Your family. Your records. Your rules.

All data — names, dates, photos, notes — is encrypted in transit (TLS 1.2+) and at rest on managed Postgres. Photos live in a private storage bucket with random unguessable filenames, and the app serves them through short-lived signed URLs (one-hour expiry) — there's no public link anyone can hot-link or share.

Our database enforces that you can only ever read or change rows tagged with your user ID. Even if a bug in our app code asked for "all family members," the database itself would refuse to return anyone else's records. This is a hard wall, not a polite suggestion.

We use Lovable Cloud authentication with bcrypt-hashed passwords (we never see the plaintext) plus optional Google sign-in. New passwords are screened against the Have I Been Pwned database, so a password leaked in another breach can't be reused here.

Every form submission is re-validated on our servers using strict schemas — surnames, birth years, place names, and notes all have length limits and character rules. This blocks injection attacks even if a browser is compromised.

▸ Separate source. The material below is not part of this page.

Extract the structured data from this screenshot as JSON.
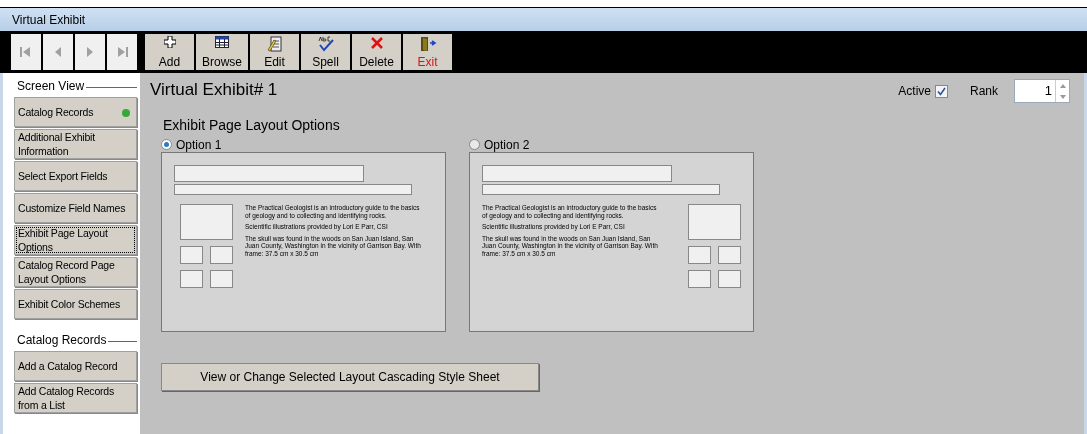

Card numbers never touch our servers. Checkout is hosted by Stripe (PCI-DSS Level 1). We only store your subscription status and a customer reference — no card data, no CVV, nothing reusable if our database were ever breached.

We use one cookie: the one that keeps you signed in. No Facebook pixel, no Google Ads remarketing, no third-party analytics that profile you across the web.

Your tree is private by default. The only way another user can see overlapping ancestors is if you flip the "share for matching" switch in your profile. Even then, only ancestor names + birth years/places are exposed — never your living relatives, photos, notes, or contact info.

We don't ask for, store, or sell DNA. We don't ask for Social Security numbers. Our AI explains general history and research strategy — it never claims to have "found" a specific ancestor, and it never invents records, census entries, or birthdays.

We strongly recommend marking living people as "living" in their notes. Anything tagged this way is automatically hidden from cousin-matching exports, even if you later turn matching on.

You own your tree. Download a full GEDCOM file (the universal genealogy format accepted by every other family-history app) on demand, or ask us to permanently delete your account and we'll wipe everything within 30 days.

Ask us for a copy of everything we hold about you. We'll send a JSON or CSV bundle within 7 days, free of charge.

Download a standard GEDCOM file from your tree page anytime. It works in Ancestry, FamilySearch, MyHeritage, RootsMagic, and dozens of other apps.

Email us and we'll delete your account and all associated data within 30 days. We'll confirm in writing when it's done.

All your data is editable inside the app — names, dates, notes, photos, the matching opt-in. Nothing is locked.